Ok, I know there are a lot of opinions on what people like. I thank everyone for helping me make my decision, even if you didn't respond to my threads the combination of scouring through this forum has really helped me. I was torn between the Sig, Glock and XD. (and secretly the ruger but don't wanna get flamed, well only if it was a revolver) 

I chose the XD40. There were multiple reasons. Look (two-tone saweet), Feel, Safety, Free Accessories. Well and price, the guy actually gave me 50 off and combined with the card to send in for a free 2mag holder with 2 mags sort of sent me over the top.

The MAIN reason was the visual/touch safetys for the firing pin(cocked) and the chambered, combined with the grip safety was what I really liked.
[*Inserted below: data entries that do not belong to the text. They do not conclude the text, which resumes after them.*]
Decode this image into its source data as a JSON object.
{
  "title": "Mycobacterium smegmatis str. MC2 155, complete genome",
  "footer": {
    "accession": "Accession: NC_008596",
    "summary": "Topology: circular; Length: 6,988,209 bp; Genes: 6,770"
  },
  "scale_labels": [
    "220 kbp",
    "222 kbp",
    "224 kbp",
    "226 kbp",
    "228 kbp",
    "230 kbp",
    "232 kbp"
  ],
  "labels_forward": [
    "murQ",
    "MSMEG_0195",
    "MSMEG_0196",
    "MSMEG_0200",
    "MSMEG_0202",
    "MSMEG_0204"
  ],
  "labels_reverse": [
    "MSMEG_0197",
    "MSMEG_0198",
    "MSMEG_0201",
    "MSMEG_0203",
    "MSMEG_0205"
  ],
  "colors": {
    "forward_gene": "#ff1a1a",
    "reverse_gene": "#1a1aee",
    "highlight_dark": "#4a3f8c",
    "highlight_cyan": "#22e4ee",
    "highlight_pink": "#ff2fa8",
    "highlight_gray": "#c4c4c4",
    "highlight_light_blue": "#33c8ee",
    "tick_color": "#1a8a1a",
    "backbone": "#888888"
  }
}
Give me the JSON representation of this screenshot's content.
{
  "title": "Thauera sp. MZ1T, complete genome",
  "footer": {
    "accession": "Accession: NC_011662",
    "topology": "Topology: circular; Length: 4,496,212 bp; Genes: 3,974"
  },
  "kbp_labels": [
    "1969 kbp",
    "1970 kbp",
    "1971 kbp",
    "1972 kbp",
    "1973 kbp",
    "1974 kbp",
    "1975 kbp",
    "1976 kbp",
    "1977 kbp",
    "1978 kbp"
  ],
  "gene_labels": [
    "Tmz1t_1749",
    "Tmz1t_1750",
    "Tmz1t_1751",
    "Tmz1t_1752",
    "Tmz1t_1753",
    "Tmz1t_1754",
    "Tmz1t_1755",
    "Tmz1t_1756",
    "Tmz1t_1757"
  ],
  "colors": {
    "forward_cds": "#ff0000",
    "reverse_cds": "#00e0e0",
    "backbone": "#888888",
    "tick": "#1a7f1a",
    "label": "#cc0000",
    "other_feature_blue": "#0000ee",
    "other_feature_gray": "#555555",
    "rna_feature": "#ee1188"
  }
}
I'm not saying it's better than others and I know others have similar type safety's, it's just what I liked and to sum it up with non-intelligent reason is.. It felt right when I held it, like it was a part of me.


----------



## Method (May 6, 2006)

Nice looking gun, congrats!


----------



## tekhead1219 (May 16, 2008)

Yjeepin said:


> I chose the XD40.


Congrats on the new purchase. You won't be disappointed with the gun. Unless you reload, you might be disappointed in the ammo costs though.:mrgreen:


----------



## Yjeepin (Oct 23, 2008)

thanks guys... I may be getting a used Sig 9mm tomorrow for $250. That'll be the target practice gun. Heh


----------



## ashman (Sep 10, 2008)

Very Nice


----------



## unpecador (May 9, 2008)

Congrats! :smt023


----------



## Q!! (Nov 5, 2008)

Nice, Congrat!!!!!!


----------



## dmp (Jan 16, 2007)

If you don't mind - what'd it run ya? 

Great piece!


----------